Drinking alcohol during pregnancy, regardless of quantity, can cause permanent brain damage. There is no cure for FAS. The damage will stay with the child for life. The consequences of drinking during pregnancy are severe. There are 3 characteristics by which a FAS person can be identified, namely: growth retardation (before and after birth), facial characteristics and neurological effects namely permanent brain damage.

Persons with FAS therefore, have a lifelong disability, they will never be normal. Typical neurological disabilities that occur are: neurological damage resulting in a low level of intelligence, the person is physically disabled, visually impaired, hearing impaired, cannot learn, organs such as the heart are affected, they have behavioural problems, social problems, cannot receive, remember and execute tasks, they have no money sense, they cannot think and reason logically.

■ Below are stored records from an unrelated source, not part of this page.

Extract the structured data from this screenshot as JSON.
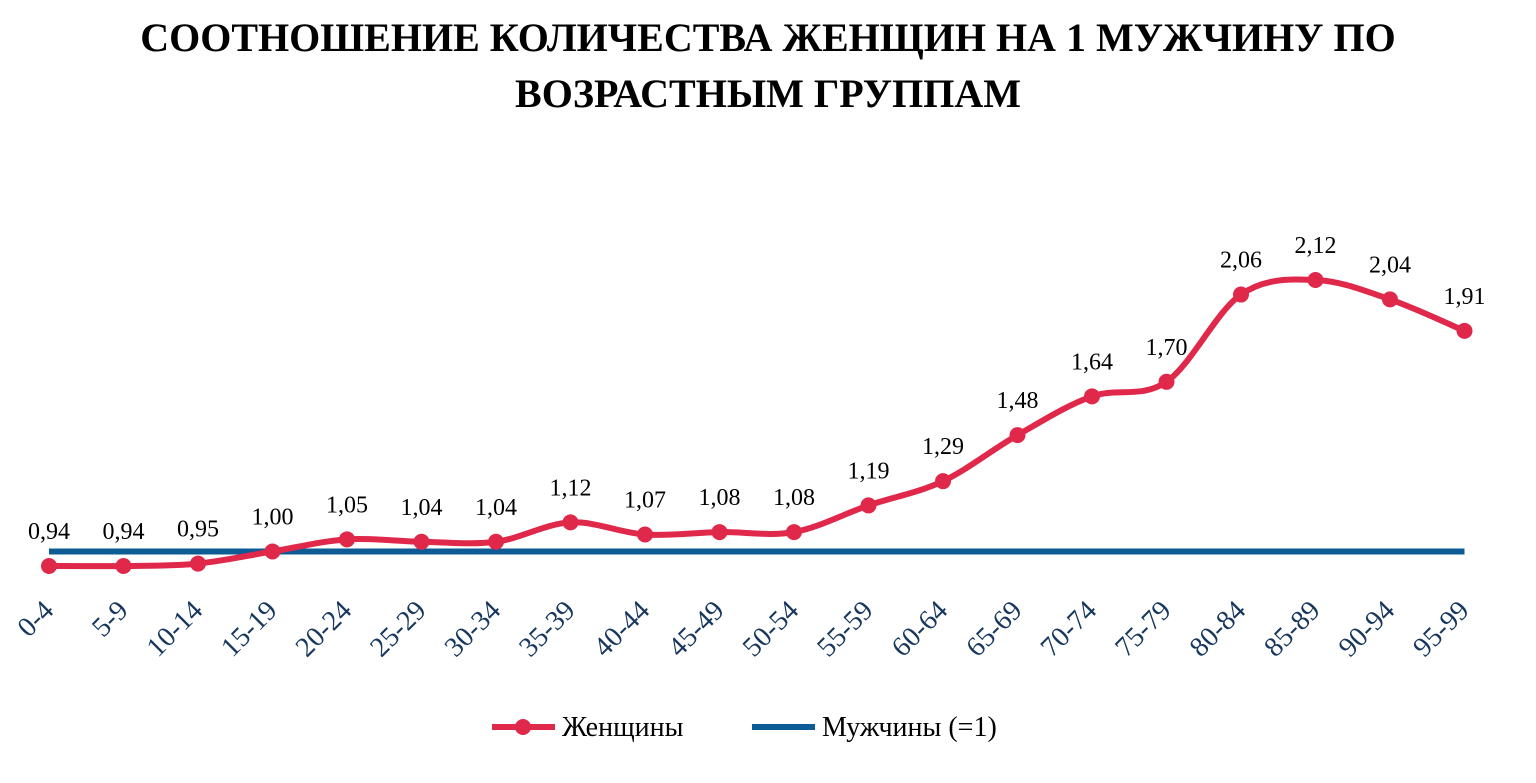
{
  "chart_data": {
    "type": "line",
    "title_lines": [
      "СООТНОШЕНИЕ КОЛИЧЕСТВА ЖЕНЩИН НА 1 МУЖЧИНУ ПО",
      "ВОЗРАСТНЫМ ГРУППАМ"
    ],
    "categories": [
      "0-4",
      "5-9",
      "10-14",
      "15-19",
      "20-24",
      "25-29",
      "30-34",
      "35-39",
      "40-44",
      "45-49",
      "50-54",
      "55-59",
      "60-64",
      "65-69",
      "70-74",
      "75-79",
      "80-84",
      "85-89",
      "90-94",
      "95-99"
    ],
    "series": [
      {
        "name": "Женщины",
        "color": "#e0284a",
        "values": [
          0.94,
          0.94,
          0.95,
          1.0,
          1.05,
          1.04,
          1.04,
          1.12,
          1.07,
          1.08,
          1.08,
          1.19,
          1.29,
          1.48,
          1.64,
          1.7,
          2.06,
          2.12,
          2.04,
          1.91
        ],
        "data_labels": [
          "0,94",
          "0,94",
          "0,95",
          "1,00",
          "1,05",
          "1,04",
          "1,04",
          "1,12",
          "1,07",
          "1,08",
          "1,08",
          "1,19",
          "1,29",
          "1,48",
          "1,64",
          "1,70",
          "2,06",
          "2,12",
          "2,04",
          "1,91"
        ],
        "markers": true,
        "smooth": true
      },
      {
        "name": "Мужчины (=1)",
        "color": "#0e5c96",
        "values": [
          1,
          1,
          1,
          1,
          1,
          1,
          1,
          1,
          1,
          1,
          1,
          1,
          1,
          1,
          1,
          1,
          1,
          1,
          1,
          1
        ],
        "markers": false
      }
    ],
    "ylim": [
      0.9,
      2.2
    ],
    "grid": false,
    "axis_tick_color": "#17375e",
    "legend_position": "bottom"
  }
}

Secondary problems also exist, for example: school dropouts, unplanned pregnancies especially among young schoolgirls, cruel rapes, unemployment as well as trouble with the law.


StatsSA 2013, indicates that Northern Cape’s unemployment rate has increased by 4,7 percentage points (29.6%). Year for year, the picture is unchanged. Youth unemployment, measured as those aged between 15 and 34 years, stands at 34.5% in Northern Cape. Is this because of FAS? Are we doing enough to prevent FAS? The time has come to not just raise awareness and hold prevention campaigns. How?

The only way to prevent FAS 100% is when the mother does not drink any alcohol during her pregnancy. Therefore there is an urgent need for a FAS awareness, support and prevention skills training programme for pregnant women.